THE 60 CREWS that competed the Oct. 26 Head of the Weir rowing event in Hull, Mass., head toward the starting line for the 5.5-mile competition. Eight of the boats contained crews affiliated with Ferrisburgh’s Lake Champlain Maritime Museum. Photo by Richard Green/Courtesy of the LCMM

HULL, Mass. — Vergennes Union High School, Rice Memorial High School and adult rowers in the Lake Champlain Maritime Museum’s Champlain Longboats Program competed successfully on Saturday, Oct. 26, in the annual Head of the Weir event in Hull, Mass., a few miles south of Boston
The crews rowed in boats built by high school students from Middlebury and VUHS in tandem with the LCMM longboats program. Program director Nick Patch describes building the boats as a five-month intensive project for which the students get credit from their sending school.

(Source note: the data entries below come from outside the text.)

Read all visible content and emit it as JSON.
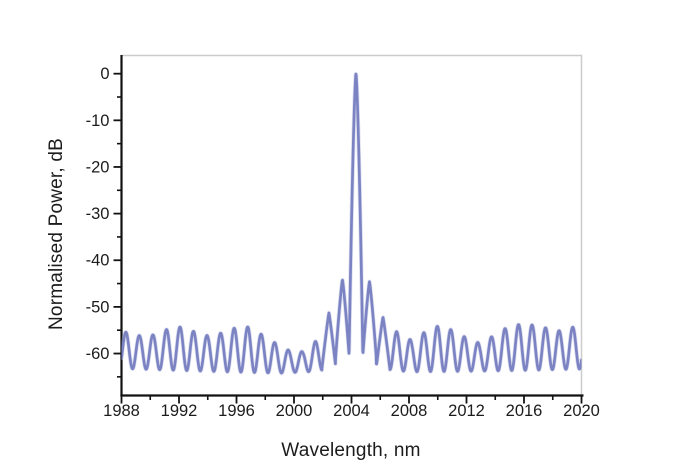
{
  "chart_data": {
    "type": "line",
    "title": "",
    "xlabel": "Wavelength, nm",
    "ylabel": "Normalised Power, dB",
    "xlim": [
      1988,
      2020
    ],
    "ylim": [
      -69,
      3.9
    ],
    "x_major_ticks": [
      1988,
      1992,
      1996,
      2000,
      2004,
      2008,
      2012,
      2016,
      2020
    ],
    "x_minor_ticks": [
      1990,
      1994,
      1998,
      2002,
      2006,
      2010,
      2014,
      2018
    ],
    "y_major_ticks": [
      0,
      -10,
      -20,
      -30,
      -40,
      -50,
      -60
    ],
    "y_minor_ticks": [
      -5,
      -15,
      -25,
      -35,
      -45,
      -55,
      -65
    ],
    "grid": false,
    "legend": null,
    "main_peak": {
      "wavelength_nm": 2004.3,
      "power_db": 0
    },
    "sidelobes": [
      {
        "wavelength_nm": 2002.4,
        "power_db": -51.3
      },
      {
        "wavelength_nm": 2003.4,
        "power_db": -44.2
      },
      {
        "wavelength_nm": 2005.3,
        "power_db": -44.6
      },
      {
        "wavelength_nm": 2006.2,
        "power_db": -52.2
      }
    ],
    "ripple": {
      "period_nm": 0.942,
      "first_crest_nm": 1988.3,
      "feature_window": [
        2001.96,
        2006.67
      ],
      "crest_envelope": [
        [
          1988.0,
          -55.6
        ],
        [
          1988.35,
          -55.4
        ],
        [
          1989.3,
          -56.2
        ],
        [
          1990.24,
          -56.0
        ],
        [
          1991.18,
          -54.8
        ],
        [
          1992.13,
          -54.3
        ],
        [
          1993.07,
          -55.3
        ],
        [
          1994.02,
          -56.2
        ],
        [
          1994.96,
          -55.6
        ],
        [
          1995.91,
          -54.5
        ],
        [
          1996.85,
          -54.3
        ],
        [
          1997.8,
          -56.0
        ],
        [
          1998.74,
          -57.8
        ],
        [
          1999.69,
          -59.4
        ],
        [
          2000.63,
          -59.6
        ],
        [
          2001.49,
          -57.4
        ],
        [
          2007.14,
          -55.3
        ],
        [
          2008.2,
          -57.2
        ],
        [
          2009.14,
          -55.3
        ],
        [
          2010.09,
          -54.0
        ],
        [
          2011.03,
          -55.0
        ],
        [
          2011.98,
          -56.6
        ],
        [
          2012.92,
          -57.8
        ],
        [
          2013.87,
          -56.2
        ],
        [
          2014.81,
          -54.4
        ],
        [
          2015.76,
          -53.7
        ],
        [
          2016.7,
          -53.9
        ],
        [
          2017.65,
          -54.6
        ],
        [
          2018.59,
          -55.2
        ],
        [
          2019.54,
          -54.2
        ],
        [
          2020.3,
          -53.4
        ]
      ],
      "trough_envelope": [
        [
          1988,
          -63.2
        ],
        [
          1994,
          -63.8
        ],
        [
          1999,
          -64.2
        ],
        [
          2001.6,
          -63.8
        ],
        [
          2002.5,
          -63.2
        ],
        [
          2003.5,
          -61.0
        ],
        [
          2004.3,
          -60.2
        ],
        [
          2005.3,
          -61.2
        ],
        [
          2006.2,
          -63.3
        ],
        [
          2008,
          -63.9
        ],
        [
          2012,
          -63.8
        ],
        [
          2016,
          -63.6
        ],
        [
          2020,
          -63.3
        ]
      ]
    },
    "spikes": [
      {
        "label": "second-sidelobe-left",
        "center": 2002.43,
        "top_db": -51.3,
        "base_db": -63.0,
        "halfwidth_nm": 0.48,
        "exponent": 1.1
      },
      {
        "label": "first-sidelobe-left",
        "center": 2003.37,
        "top_db": -44.2,
        "base_db": -61.0,
        "halfwidth_nm": 0.48,
        "exponent": 1.2
      },
      {
        "label": "main-peak",
        "center": 2004.31,
        "top_db": 0.0,
        "base_db": -60.3,
        "halfwidth_nm": 0.48,
        "exponent": 1.45
      },
      {
        "label": "first-sidelobe-right",
        "center": 2005.25,
        "top_db": -44.6,
        "base_db": -61.0,
        "halfwidth_nm": 0.48,
        "exponent": 1.2
      },
      {
        "label": "second-sidelobe-right",
        "center": 2006.19,
        "top_db": -52.2,
        "base_db": -63.3,
        "halfwidth_nm": 0.48,
        "exponent": 1.1
      }
    ],
    "colors": {
      "line": "#7b83c3",
      "line_halo": "#b3b8de",
      "axis": "#121212",
      "frame": "#cccccc",
      "background": "#ffffff",
      "tick_label": "#1c1c1c"
    }
  }
}
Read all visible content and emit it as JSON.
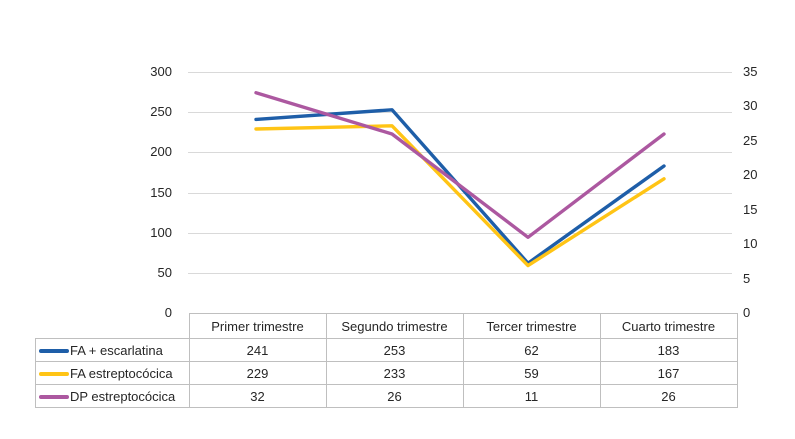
{
  "chart_data": {
    "type": "line",
    "categories": [
      "Primer trimestre",
      "Segundo trimestre",
      "Tercer trimestre",
      "Cuarto trimestre"
    ],
    "series": [
      {
        "name": "FA + escarlatina",
        "values": [
          241,
          253,
          62,
          183
        ],
        "axis": "left",
        "color": "#1E5EA8"
      },
      {
        "name": "FA estreptocócica",
        "values": [
          229,
          233,
          59,
          167
        ],
        "axis": "left",
        "color": "#FFC415"
      },
      {
        "name": "DP estreptocócica",
        "values": [
          32,
          26,
          11,
          26
        ],
        "axis": "right",
        "color": "#AC58A0"
      }
    ],
    "left_axis": {
      "min": 0,
      "max": 300,
      "step": 50,
      "ticks": [
        "300",
        "250",
        "200",
        "150",
        "100",
        "50",
        "0"
      ]
    },
    "right_axis": {
      "min": 0,
      "max": 35,
      "step": 5,
      "ticks": [
        "35",
        "30",
        "25",
        "20",
        "15",
        "10",
        "5",
        "0"
      ]
    },
    "grid": true,
    "legend_position": "data-table-left-column",
    "title": ""
  },
  "colors": {
    "background": "#FFFFFF",
    "gridline": "#D9D9D9",
    "table_border": "#BFBFBF",
    "text": "#262626",
    "series_blue": "#1E5EA8",
    "series_yellow": "#FFC415",
    "series_purple": "#AC58A0"
  }
}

The Head of the Weir features a challenging 5.5-mile course. On Oct. 26 the weather cooperated with temperatures in the 50s and a light wind.
Patch said teams met at the launch ramp at 7 a.m. to unload eight boats, with it taking as many as 30 people to unload a single 32-foot rowing gig. By 9:30 all the boats were launched and rigged, and crews were on their way to row a mile to the starting line.
The Head of the Weir is a timed race with one start every 30 seconds. With more than 60 boats in the event, Patch said there is a lot of jockeying for position, but the Vermont boats got clean starts on a course that meanders through a tidal estuary out into Boston Harbor.
The best local finish came from the VUHS team rowing Northern Sun, which triumphed in the youth six-oar division with a time of 51:12, followed by two Rice teams in Redwing in fourth in 1:07:01 and fifth in Annie O. in 1:08:28. Vergennes also came in sixth in Endeavour in 1:10:16 and seventh in Golden Oak in 1:15:36.
In the four-oared youth division, Rice came in third in ROPA in 1:11:22. In the four-oar adult division rowing American Shad the LCMM Adult Community rowers came in fourth in 58:37, while another Adult Community team in Frank Beckett came in seventh.
Patch said it was a great day for all involved.
“This was an amazing event in which everyone deserves accolades for staying the course and gutting out 5.5 miles,” he said.